The balanced chemical equation for the reaction between oxalic acid and NaOH is as follows:
H2C2O4 + 2NaOH → Na2C2O4 + 2H2O
From the balanced equation, we see that for every 1 mole of oxalic acid (H2C2O4), we need 2 moles of NaOH to neutralize it and produce water.
First, we need to determine the number of moles of NaOH present in the given volume (100.00 mL) and concentration (0.1000 M):
Moles of NaOH = Volume (L) × Concentration (mol/L)
= 0.10000 L × 0.1000 mol/L
= 0.01000 mol
Since the stoichiometry ratio is 1:2 between H2C2O4 and NaOH, we can conclude that we need twice the number of moles of NaOH to neutralize H2C2O4.
Therefore, the number of moles of H2C2O4 required is:
Moles of H2C2O4 = 2 × Moles of NaOH
= 2 × 0.01000 mol
= 0.02000 mol
Now we need to find the volume of 0.1000 M H2C2O4 required. We can use the following equation:
Moles = Volume (L) × Concentration (mol/L)
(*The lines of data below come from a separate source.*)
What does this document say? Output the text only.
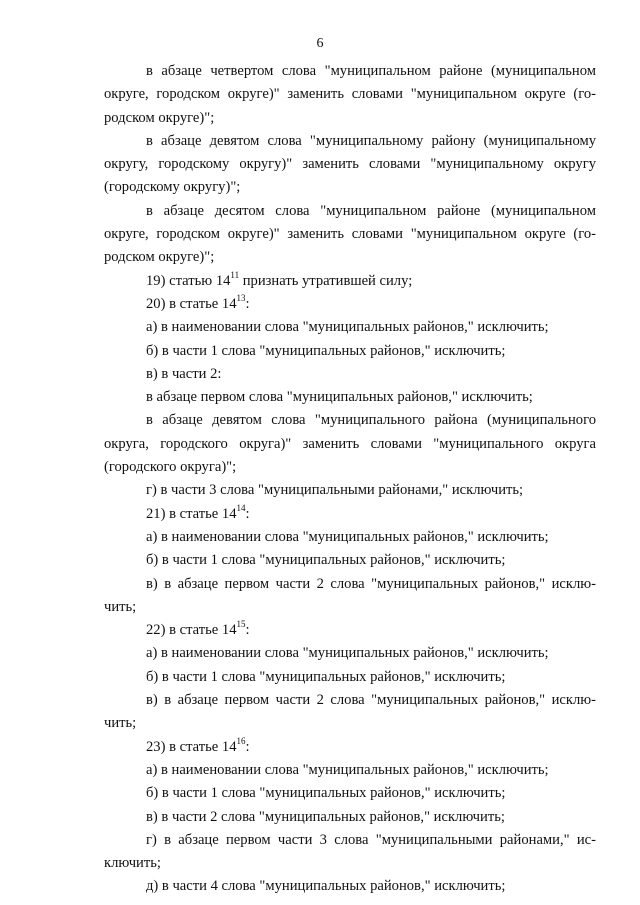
6
в абзаце четвертом слова "муниципальном районе (муниципальном
округе, городском округе)" заменить словами "муниципальном округе (го-
родском округе)";
в абзаце девятом слова "муниципальному району (муниципальному
округу, городскому округу)" заменить словами "муниципальному округу
(городскому округу)";
в абзаце десятом слова "муниципальном районе (муниципальном
округе, городском округе)" заменить словами "муниципальном округе (го-
родском округе)";
19) статью $14^{11}$ признать утратившей силу;
20) в статье $14^{13}$:
а) в наименовании слова "муниципальных районов," исключить;
б) в части 1 слова "муниципальных районов," исключить;
в) в части 2:
в абзаце первом слова "муниципальных районов," исключить;
в абзаце девятом слова "муниципального района (муниципального
округа, городского округа)" заменить словами "муниципального округа
(городского округа)";
г) в части 3 слова "муниципальными районами," исключить;
21) в статье $14^{14}$:
а) в наименовании слова "муниципальных районов," исключить;
б) в части 1 слова "муниципальных районов," исключить;
в) в абзаце первом части 2 слова "муниципальных районов," исклю-
чить;
22) в статье $14^{15}$:
а) в наименовании слова "муниципальных районов," исключить;
б) в части 1 слова "муниципальных районов," исключить;
в) в абзаце первом части 2 слова "муниципальных районов," исклю-
чить;
23) в статье $14^{16}$:
а) в наименовании слова "муниципальных районов," исключить;
б) в части 1 слова "муниципальных районов," исключить;
в) в части 2 слова "муниципальных районов," исключить;
г) в абзаце первом части 3 слова "муниципальными районами," ис-
ключить;
д) в части 4 слова "муниципальных районов," исключить;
Since we know the number of moles of H2C2O4 required, we can rearrange the equation:
Volume (L) = Moles / Concentration (mol/L)
= 0.02000 mol / 0.1000 mol/L
= 0.2000 L
Finally, we convert the volume from liters to milliliters:
Volume (mL) = Volume (L) × 1000
= 0.2000 L × 1000
= 200.0 mL
Therefore, you would require 200.0 mL of 0.1000 M oxalic acid to completely neutralize 100.00 mL of 0.1000 M NaOH.